F: HONORARY DIRECTOR:
The Board of Directors may, from time to time, elect Honorary Directors to recognize outstanding service to the Genesee Free-Net. An Honorary Director shall have the right to attend and speak at Board Meetings, but may neither vote nor introduce motions. Honorary Directors shall not be considered in determining a quorum.
SECTION VI OFFICERS
A. The officers of the Board of Directors shall be the Chair, Vice-chair, Secretary, and Treasurer.
B. The Officers of the Board of Directors shall be elected by a majority vote of the Board at its first meeting of the calendar year and shall hold office for a term ofone year.
C. Any Officer may be removed from office by a majority vote of the Board.
D. The Board shall fill any vacancies on the Board by majority vote and the elected Officer shall serve the remainder of the unexpired term of office.
Duties of Officers
A. Chair of the Board:
The Chair of the board shall preside at all meetings of the members and all meetings of the Board of Directors. The Chair shall appoint all committees and be an ad hoc member of all committees. The Chair shall have such other powers and duties as may be prescribed by the Board of Directors or these Bylaws.

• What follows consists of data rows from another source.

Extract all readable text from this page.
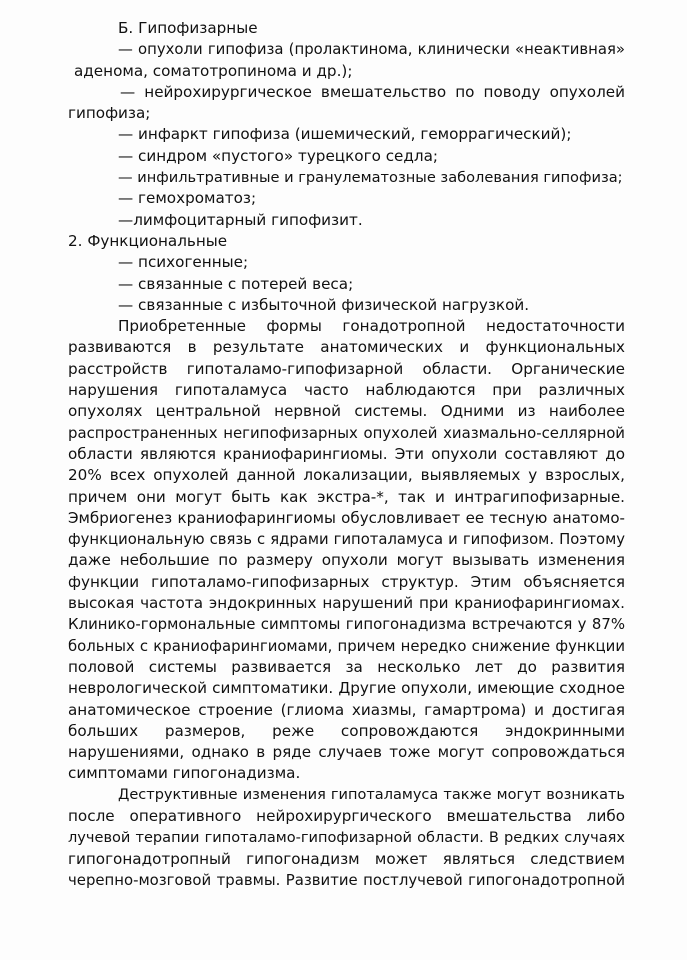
Б. Гипофизарные
— опухоли гипофиза (пролактинома, клинически «неактивная»
аденома, соматотропинома и др.);
— нейрохирургическое вмешательство по поводу опухолей
гипофиза;
— инфаркт гипофиза (ишемический, геморрагический);
— синдром «пустого» турецкого седла;
— инфильтративные и гранулематозные заболевания гипофиза;
— гемохроматоз;
—лимфоцитарный гипофизит.
2. Функциональные
— психогенные;
— связанные с потерей веса;
— связанные с избыточной физической нагрузкой.
Приобретенные формы гонадотропной недостаточности
развиваются в результате анатомических и функциональных
расстройств гипоталамо-гипофизарной области. Органические
нарушения гипоталамуса часто наблюдаются при различных
опухолях центральной нервной системы. Одними из наиболее
распространенных негипофизарных опухолей хиазмально-селлярной
области являются краниофарингиомы. Эти опухоли составляют до
20% всех опухолей данной локализации, выявляемых у взрослых,
причем они могут быть как экстра-*, так и интрагипофизарные.
Эмбриогенез краниофарингиомы обусловливает ее тесную анатомо-
функциональную связь с ядрами гипоталамуса и гипофизом. Поэтому
даже небольшие по размеру опухоли могут вызывать изменения
функции гипоталамо-гипофизарных структур. Этим объясняется
высокая частота эндокринных нарушений при краниофарингиомах.
Клинико-гормональные симптомы гипогонадизма встречаются у 87%
больных с краниофарингиомами, причем нередко снижение функции
половой системы развивается за несколько лет до развития
неврологической симптоматики. Другие опухоли, имеющие сходное
анатомическое строение (глиома хиазмы, гамартрома) и достигая
больших размеров, реже сопровождаются эндокринными
нарушениями, однако в ряде случаев тоже могут сопровождаться
симптомами гипогонадизма.
Деструктивные изменения гипоталамуса также могут возникать
после оперативного нейрохирургического вмешательства либо
лучевой терапии гипоталамо-гипофизарной области. В редких случаях
гипогонадотропный гипогонадизм может являться следствием
черепно-мозговой травмы. Развитие постлучевой гипогонадотропной
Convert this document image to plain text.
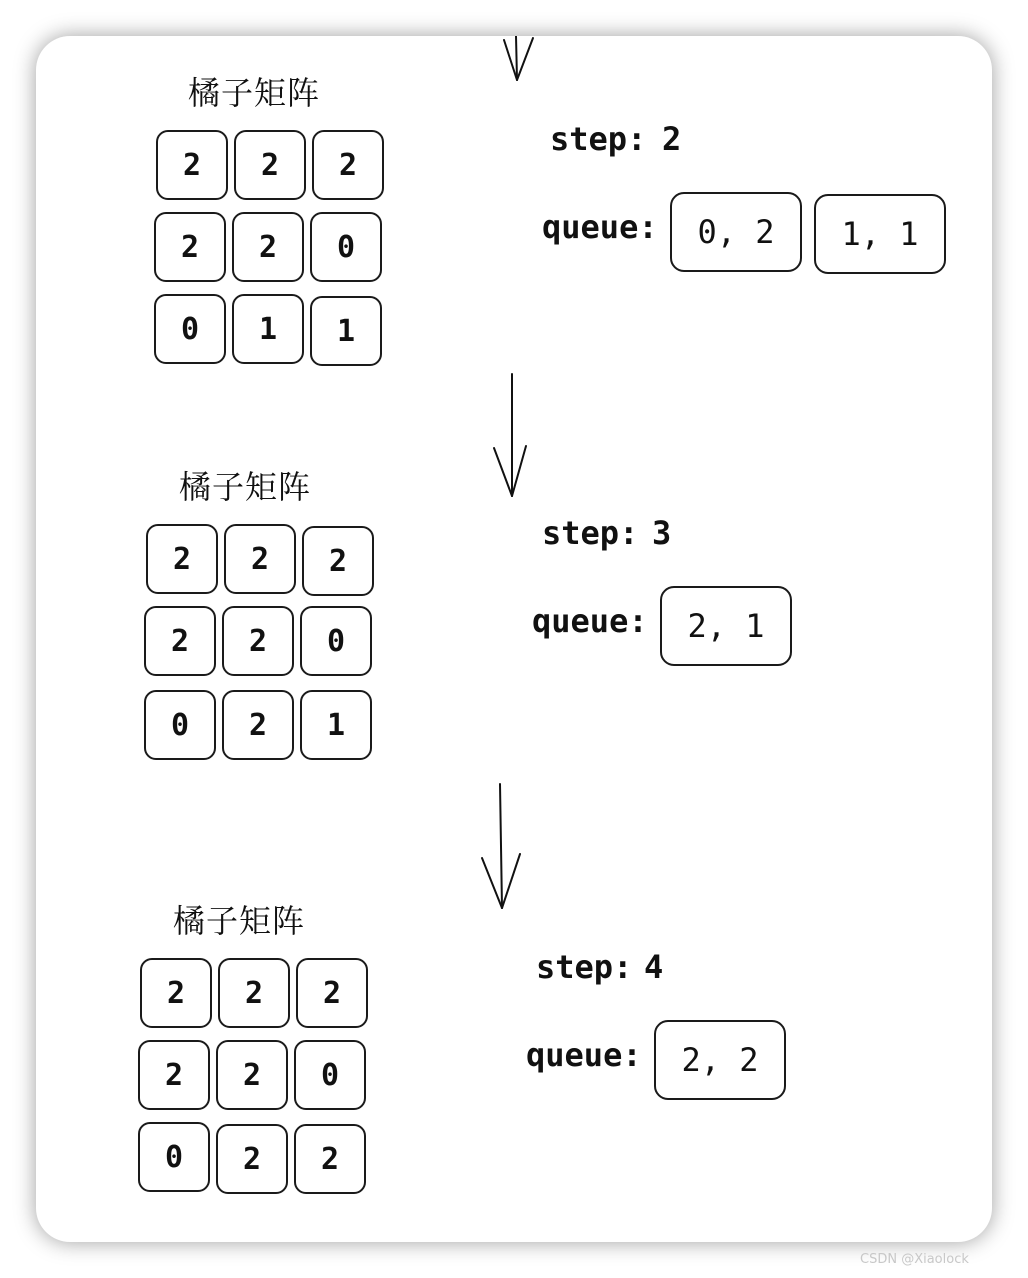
橘子矩阵
2	2	2
2	2	0
0	1	1
step: 2
queue:	0, 2	1, 1
橘子矩阵
2	2	2
2	2	0
0	2	1
step: 3
queue:	2, 1
橘子矩阵
2	2	2
2	2	0
0	2	2
step: 4
queue:	2, 2
CSDN @Xiaolock
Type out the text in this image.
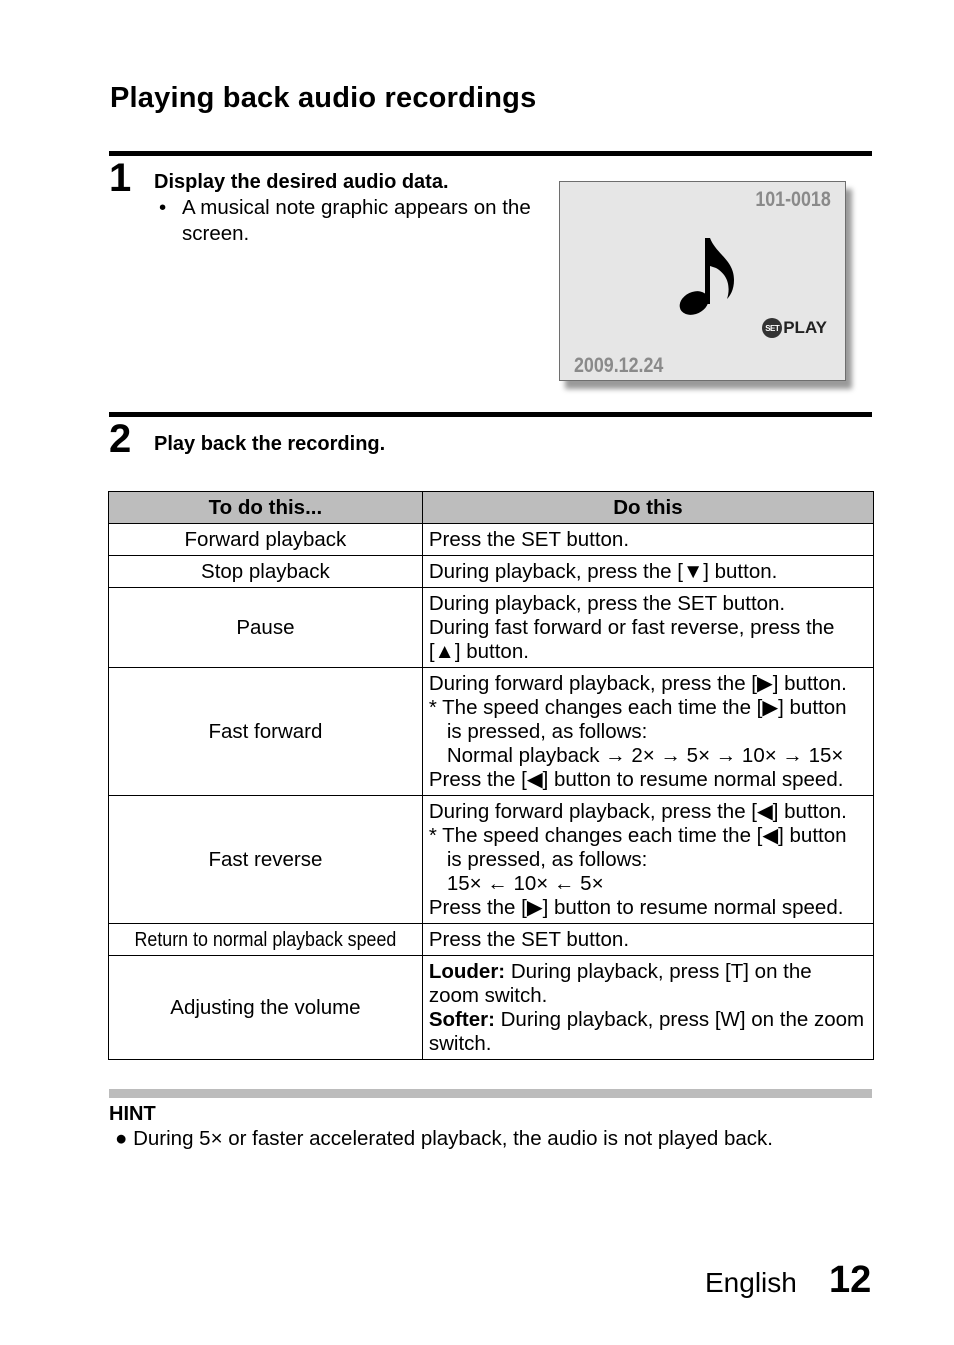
Playing back audio recordings
1 Display the desired audio data.
• A musical note graphic appears on the screen.
101-0018
SET PLAY
2009.12.24
2 Play back the recording.
To do this...	Do this
Forward playback	Press the SET button.
Stop playback	During playback, press the [▼] button.
Pause	During playback, press the SET button.
During fast forward or fast reverse, press the [▲] button.

Fast forward	During forward playback, press the [▶] button.
* The speed changes each time the [▶] button is pressed, as follows:
Normal playback → 2× → 5× → 10× → 15×
Press the [◀] button to resume normal speed.

Fast reverse	During forward playback, press the [◀] button.
* The speed changes each time the [◀] button is pressed, as follows:
15× ← 10× ← 5×
Press the [▶] button to resume normal speed.

Return to normal playback speed	Press the SET button.
Adjusting the volume	Louder: During playback, press [T] on the zoom switch.
Softer: During playback, press [W] on the zoom switch.
HINT
● During 5× or faster accelerated playback, the audio is not played back.
English 12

B. Vice Chair of the Board:
- The Vice Chair of the Board shall perform all duties of the Chair of the Board in the Chair of the Board's absence or disability.
- C. Secretary:
- The Secretary shall be responsible for the minutes of all meetings of the members and of the Board of Directors. The Secretary shall see that all notices are duly given in accordance with these By-Laws and shall perform all duties incidental to the office of the Secretary.
- The Treasurer shall be responsible for the financial records and the rendering of statements of the financial condition of the Corporation. The Treasurer shall prepare an annual budget and arrange for an annual audit of the Corporation's finances. The Treasurer shall serve as chair of any financial committees.
SECTION VII COMMITTEES
A. Nominating Committee.
The Chair of the Board shall appoint a Nominating Committee composed of five members including the Vice Chair, who shall serve as chair of the Committee, and only one other director The Nominating Committee shall recommend at least one candidate for each vacant seat on the Board of Directors at the Annual Meeting in October. The Nominating Committee must place on the ballot any nominee submitted and supported by 25 or more members providing the proposal is received at least 24 hours prior to the annual meeting.B. Standing and Ad Hoc Committees:
The Chair of the Board may appoint standing and ad hoc committees, their members and chairs. Committee members must also be members of the Genesee Free-Net and serve at the pleasure of the Chair. Committees shall serve for the duration of the Chair or until dissolved by the Board.
SECTION VIII INDEMNIFICATION
The Genesee Free-Net shall purchase and maintain insurance to indemnify all Officers, Employees and Volunteers and hold them harmless from and against all judgments, and other expenses incurred in connection with the defense and resolution of any and all claims which it may incur by reason of the Officers, Employees and Volunteers performing duties on behalf of the Genesee Free-Net.
SECTION IX AMENDMENTS
The Board of Directors shall have the power to make, alter, amend and repeal the Bylaws and Articles of Incorporation of the Genesee Free-Net upon approval of not less than two-thirds (2/3) of the directors.